In their structures, the researchers demonstrated maximum extractable energy densities up to 40 joules per cubic centimeter, an energy extraction efficiency of 72 percent at a field strength of 830 volts per micron, and a power density of 520 watts per cubic centimeter. The performance exceeds that of conventional electrolytic capacitors and thin-film lithium ion batteries, though it doesn’t match the lithium ion battery formats commonly used in electronic devices and vehicles.

“This is the first time I’ve seen a capacitor beat a battery on energy density,” says Perry. “The combination of high energy density and high power density is uncommon in the capacitor world.”

Researchers in Perry’s lab have been making arrays of small sol-gel capacitors in the lab to gather information about the material’s performance. The devices are made on small substrates about an inch square.

“What we see when we apply an electric field is that the polarization response — which measures how much the polar groups line up in a stable way with the field — behaves in a linear way,” says Perry. “This is what you want to see in a capacitor dielectric material.”

The next step will be to scale up the materials to see if the attractive properties transfer to larger devices.

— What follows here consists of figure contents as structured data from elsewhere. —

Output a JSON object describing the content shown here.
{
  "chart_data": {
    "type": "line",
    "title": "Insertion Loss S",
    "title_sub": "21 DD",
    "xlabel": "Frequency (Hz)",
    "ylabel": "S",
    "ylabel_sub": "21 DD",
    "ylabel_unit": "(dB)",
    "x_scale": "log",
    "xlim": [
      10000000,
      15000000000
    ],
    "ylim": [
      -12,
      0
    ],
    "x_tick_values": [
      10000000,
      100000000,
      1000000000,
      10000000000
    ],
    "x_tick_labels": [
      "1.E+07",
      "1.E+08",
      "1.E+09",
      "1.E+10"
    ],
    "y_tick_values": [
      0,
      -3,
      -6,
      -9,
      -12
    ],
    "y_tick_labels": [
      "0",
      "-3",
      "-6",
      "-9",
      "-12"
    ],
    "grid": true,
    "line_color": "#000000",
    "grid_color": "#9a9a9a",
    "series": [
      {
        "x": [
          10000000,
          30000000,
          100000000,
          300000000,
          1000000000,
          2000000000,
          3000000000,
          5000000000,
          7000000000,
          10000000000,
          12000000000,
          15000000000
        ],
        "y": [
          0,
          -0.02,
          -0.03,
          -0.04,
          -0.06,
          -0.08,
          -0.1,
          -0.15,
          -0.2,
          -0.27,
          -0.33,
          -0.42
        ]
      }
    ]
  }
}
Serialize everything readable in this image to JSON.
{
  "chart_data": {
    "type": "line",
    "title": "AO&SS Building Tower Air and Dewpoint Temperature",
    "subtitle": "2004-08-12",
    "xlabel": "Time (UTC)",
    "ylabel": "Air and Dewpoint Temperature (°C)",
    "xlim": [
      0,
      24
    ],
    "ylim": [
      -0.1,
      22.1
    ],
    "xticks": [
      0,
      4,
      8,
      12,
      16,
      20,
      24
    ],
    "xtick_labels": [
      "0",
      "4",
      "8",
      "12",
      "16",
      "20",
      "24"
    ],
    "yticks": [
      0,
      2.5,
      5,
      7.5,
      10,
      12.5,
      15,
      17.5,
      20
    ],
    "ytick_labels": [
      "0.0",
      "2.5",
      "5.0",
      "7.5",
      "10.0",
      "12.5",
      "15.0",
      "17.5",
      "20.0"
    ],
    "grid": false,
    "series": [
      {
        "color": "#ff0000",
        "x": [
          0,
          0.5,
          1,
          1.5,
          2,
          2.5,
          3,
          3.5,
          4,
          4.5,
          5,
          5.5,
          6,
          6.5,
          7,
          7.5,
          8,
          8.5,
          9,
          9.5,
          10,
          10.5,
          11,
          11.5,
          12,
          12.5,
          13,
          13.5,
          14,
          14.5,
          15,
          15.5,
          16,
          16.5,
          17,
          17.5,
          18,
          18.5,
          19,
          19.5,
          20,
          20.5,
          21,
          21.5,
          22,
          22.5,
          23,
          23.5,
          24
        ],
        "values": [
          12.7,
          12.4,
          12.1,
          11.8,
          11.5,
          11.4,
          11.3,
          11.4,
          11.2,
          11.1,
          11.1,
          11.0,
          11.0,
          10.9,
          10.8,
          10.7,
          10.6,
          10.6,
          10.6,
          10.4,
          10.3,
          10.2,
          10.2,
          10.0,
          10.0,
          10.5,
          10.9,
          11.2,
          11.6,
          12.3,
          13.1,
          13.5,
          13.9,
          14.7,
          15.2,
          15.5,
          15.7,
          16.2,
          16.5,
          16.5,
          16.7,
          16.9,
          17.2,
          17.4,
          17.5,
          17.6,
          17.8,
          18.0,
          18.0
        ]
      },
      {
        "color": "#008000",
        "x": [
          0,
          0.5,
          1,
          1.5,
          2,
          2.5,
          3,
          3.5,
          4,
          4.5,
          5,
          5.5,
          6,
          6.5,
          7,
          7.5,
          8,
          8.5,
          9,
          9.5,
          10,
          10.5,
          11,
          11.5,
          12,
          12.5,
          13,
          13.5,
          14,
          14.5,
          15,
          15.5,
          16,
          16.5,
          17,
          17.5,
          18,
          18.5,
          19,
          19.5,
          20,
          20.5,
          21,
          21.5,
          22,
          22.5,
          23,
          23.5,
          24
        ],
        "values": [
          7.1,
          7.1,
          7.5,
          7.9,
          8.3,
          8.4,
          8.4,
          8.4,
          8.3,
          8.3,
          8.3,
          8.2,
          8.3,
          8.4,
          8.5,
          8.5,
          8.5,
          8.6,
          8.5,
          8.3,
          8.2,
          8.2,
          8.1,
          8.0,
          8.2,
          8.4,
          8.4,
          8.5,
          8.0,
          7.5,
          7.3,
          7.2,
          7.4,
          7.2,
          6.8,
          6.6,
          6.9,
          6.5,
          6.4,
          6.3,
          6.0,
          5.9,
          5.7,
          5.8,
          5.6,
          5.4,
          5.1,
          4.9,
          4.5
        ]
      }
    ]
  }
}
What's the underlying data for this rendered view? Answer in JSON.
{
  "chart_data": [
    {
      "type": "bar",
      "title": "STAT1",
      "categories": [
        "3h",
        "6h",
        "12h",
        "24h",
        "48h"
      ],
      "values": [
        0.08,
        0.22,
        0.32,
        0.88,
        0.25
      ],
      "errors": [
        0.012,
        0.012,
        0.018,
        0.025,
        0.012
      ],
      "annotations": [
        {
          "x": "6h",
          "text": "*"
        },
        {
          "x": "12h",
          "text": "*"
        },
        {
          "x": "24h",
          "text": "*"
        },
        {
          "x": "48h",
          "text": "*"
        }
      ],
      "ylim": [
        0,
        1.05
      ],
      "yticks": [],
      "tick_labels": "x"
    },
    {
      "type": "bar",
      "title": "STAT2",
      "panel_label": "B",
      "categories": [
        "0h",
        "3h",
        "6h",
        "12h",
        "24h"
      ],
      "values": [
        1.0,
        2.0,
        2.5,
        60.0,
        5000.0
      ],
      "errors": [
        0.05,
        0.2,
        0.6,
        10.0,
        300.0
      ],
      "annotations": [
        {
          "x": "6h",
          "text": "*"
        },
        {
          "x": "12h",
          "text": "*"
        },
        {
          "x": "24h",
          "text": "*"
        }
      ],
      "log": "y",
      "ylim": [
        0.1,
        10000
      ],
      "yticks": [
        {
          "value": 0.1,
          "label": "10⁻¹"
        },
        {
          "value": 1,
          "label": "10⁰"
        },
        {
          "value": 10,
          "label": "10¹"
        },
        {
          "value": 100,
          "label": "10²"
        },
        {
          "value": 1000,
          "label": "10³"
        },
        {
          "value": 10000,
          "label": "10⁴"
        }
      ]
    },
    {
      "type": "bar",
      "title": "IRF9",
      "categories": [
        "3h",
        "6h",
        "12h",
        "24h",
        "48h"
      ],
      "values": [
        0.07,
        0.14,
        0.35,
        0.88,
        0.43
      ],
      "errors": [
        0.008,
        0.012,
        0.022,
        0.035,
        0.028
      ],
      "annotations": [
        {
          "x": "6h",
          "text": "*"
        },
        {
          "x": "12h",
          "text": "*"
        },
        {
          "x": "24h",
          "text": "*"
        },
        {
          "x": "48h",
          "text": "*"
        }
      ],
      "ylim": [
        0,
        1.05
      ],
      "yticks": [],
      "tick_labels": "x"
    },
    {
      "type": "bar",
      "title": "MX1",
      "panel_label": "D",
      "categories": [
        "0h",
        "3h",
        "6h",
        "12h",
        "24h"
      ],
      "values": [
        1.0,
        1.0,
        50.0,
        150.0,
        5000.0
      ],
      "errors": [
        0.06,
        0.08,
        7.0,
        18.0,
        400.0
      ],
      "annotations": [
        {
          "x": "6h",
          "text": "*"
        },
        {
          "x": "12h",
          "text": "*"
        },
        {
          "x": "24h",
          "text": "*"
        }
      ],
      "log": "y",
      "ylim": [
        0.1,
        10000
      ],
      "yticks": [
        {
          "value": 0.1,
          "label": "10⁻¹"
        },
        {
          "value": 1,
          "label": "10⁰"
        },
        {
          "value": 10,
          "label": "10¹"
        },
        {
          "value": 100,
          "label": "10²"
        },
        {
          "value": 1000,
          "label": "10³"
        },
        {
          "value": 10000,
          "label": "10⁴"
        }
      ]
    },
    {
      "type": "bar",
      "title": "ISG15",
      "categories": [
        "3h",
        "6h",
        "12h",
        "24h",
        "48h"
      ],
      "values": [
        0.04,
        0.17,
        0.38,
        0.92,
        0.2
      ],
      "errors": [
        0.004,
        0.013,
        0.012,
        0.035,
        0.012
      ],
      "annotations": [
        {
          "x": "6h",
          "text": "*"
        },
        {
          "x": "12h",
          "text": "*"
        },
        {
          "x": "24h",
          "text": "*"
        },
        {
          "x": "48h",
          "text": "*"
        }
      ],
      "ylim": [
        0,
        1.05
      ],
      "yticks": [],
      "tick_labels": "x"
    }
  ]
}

If that is successful, Perry expects to commercialize the material through a startup company or SBIR project.

“The simplicity of fully solution-based processes for our dielectric material system provides potential for facile scale-up and fabrication on flexible platforms,” the authors wrote in their paper. “This work emphasizes the importance of controlling the electrode-dielectric interface to maximize the performance of dielectric materials for energy storage application.”

In addition to Perry, the research team included Yunsang Kim, Mohanalingam Kathaperumal, and Vincent Chen from the Georgia Tech School of Chemistry and Biochemistry; Yohan Park from the Georgia Tech School of Materials Science and Engineering; Canek Fuentes-Hernandez and Bernard Kippelen from the Georgia Tech School of Electrical and Computer Engineering, and Ming-Hen Pan from the Naval Research Laboratory.